The flat did have a few great features in its favour. For one, the views in most directions were pretty fabulous, especially from the roof terrace.

Farmer lugging grapes
Moonrise over the town

It did also have one or two features not in its favour in addition to size. For one thing, when I arrived it was way too hot to put on the oven, so I subsisted on anything I could cook very quickly on the hob. Or eat cold. Which was just as well, because when the weather was more cook-friendly, I discovered that the oven wasn't. Its main problem was that the rack inside didn't fit properly so it was perched precariously, threatening to crash to the bottom of the oven every time you put anything on it.

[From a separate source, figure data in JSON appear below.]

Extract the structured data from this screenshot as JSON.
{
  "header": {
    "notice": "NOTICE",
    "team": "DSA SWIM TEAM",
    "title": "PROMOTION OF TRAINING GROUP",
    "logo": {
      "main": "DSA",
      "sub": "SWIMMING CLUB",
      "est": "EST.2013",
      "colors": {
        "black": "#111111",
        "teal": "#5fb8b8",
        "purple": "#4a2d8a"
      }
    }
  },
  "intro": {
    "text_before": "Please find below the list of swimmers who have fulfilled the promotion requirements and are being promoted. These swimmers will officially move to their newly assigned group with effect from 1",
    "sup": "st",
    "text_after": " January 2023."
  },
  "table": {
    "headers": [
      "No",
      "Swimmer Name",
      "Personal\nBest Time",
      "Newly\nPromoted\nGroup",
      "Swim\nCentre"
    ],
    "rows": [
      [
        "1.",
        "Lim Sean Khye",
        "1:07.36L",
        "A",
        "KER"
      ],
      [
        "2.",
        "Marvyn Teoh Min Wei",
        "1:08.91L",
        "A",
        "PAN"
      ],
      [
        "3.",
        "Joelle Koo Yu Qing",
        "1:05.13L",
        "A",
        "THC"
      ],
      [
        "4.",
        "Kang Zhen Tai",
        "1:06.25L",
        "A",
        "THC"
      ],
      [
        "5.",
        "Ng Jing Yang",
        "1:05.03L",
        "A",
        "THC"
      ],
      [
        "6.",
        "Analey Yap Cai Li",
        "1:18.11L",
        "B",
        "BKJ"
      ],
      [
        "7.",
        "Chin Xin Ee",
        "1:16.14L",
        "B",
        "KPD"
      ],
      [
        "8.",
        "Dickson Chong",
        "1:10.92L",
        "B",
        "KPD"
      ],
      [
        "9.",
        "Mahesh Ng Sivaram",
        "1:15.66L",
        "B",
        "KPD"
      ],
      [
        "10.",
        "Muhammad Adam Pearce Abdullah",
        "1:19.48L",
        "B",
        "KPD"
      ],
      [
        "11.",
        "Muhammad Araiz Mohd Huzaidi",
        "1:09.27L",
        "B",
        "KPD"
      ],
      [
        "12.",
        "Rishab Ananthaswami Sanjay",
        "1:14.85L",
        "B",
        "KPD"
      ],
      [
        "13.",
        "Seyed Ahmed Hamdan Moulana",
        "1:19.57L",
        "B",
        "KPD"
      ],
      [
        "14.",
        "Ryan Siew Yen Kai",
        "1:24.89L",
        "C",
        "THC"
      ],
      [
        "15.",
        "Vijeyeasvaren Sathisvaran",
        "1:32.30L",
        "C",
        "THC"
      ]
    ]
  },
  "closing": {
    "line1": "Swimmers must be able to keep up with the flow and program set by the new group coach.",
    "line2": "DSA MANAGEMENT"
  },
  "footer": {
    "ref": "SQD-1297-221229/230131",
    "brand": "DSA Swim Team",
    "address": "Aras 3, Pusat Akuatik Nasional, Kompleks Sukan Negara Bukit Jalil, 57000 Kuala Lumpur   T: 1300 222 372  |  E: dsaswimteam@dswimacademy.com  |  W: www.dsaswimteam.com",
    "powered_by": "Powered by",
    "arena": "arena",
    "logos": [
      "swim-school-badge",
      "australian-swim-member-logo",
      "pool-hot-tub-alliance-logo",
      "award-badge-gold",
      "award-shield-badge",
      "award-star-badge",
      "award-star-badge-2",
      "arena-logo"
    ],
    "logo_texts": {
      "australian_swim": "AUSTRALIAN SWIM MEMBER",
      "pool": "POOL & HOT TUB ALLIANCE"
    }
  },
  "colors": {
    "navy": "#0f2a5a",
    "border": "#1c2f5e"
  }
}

For the dogs, there was the floor of polished marble - both a blessing and a curse. So nice and chilly to lie on, but so slippery under fluffy paws. The girls adapted straight away and had no problems on the floors. But Keskiyo was another matter. He was fine in the flat, but on his first night he slipped on the high-shine floor of the apartment building corridor and gave himself a screaming fright. Poor boy. For the next couple of weeks we were coaxing him past that spot with treats, but he did learn to step carefully and didn't slip so much much again.


You might think that moving to Spain from the UK is a big ask of 3 Lapphunds, the youngest of which is 9 and the oldest 14.5 years, especially transported by strangers. It's true they were a little confused on arrival. And Tuuli had picked up a case of conjunctivitis that resisted my normal cold, black tea treatment so she needed a trip to the veterinaria pretty much straight away. Above all, I'm pretty sure they didn't sleep a wink the whole way because they came into the flat, had a drink and immediately fell into a profoundly deep, twitching sleep.


Sleeeeep at last

But Lapphunds are nothing if not resilient, and the next morning it was business as usual as if they had spent their whole lives in a flat listing out the patio doors to foreign language (which caused Tuuli to adorably twist her head side to side on more than one occasion. How funny that she recognised it wasn't English she was hearing!) Before long we fell into a routine and the dogs got used to going up and down the lift. And we got used to having to take them down and up the lift several times a day for their wees and poos. We also found a great dog walking route near the flat - early mornings of course, before the temperature rose over 20º C.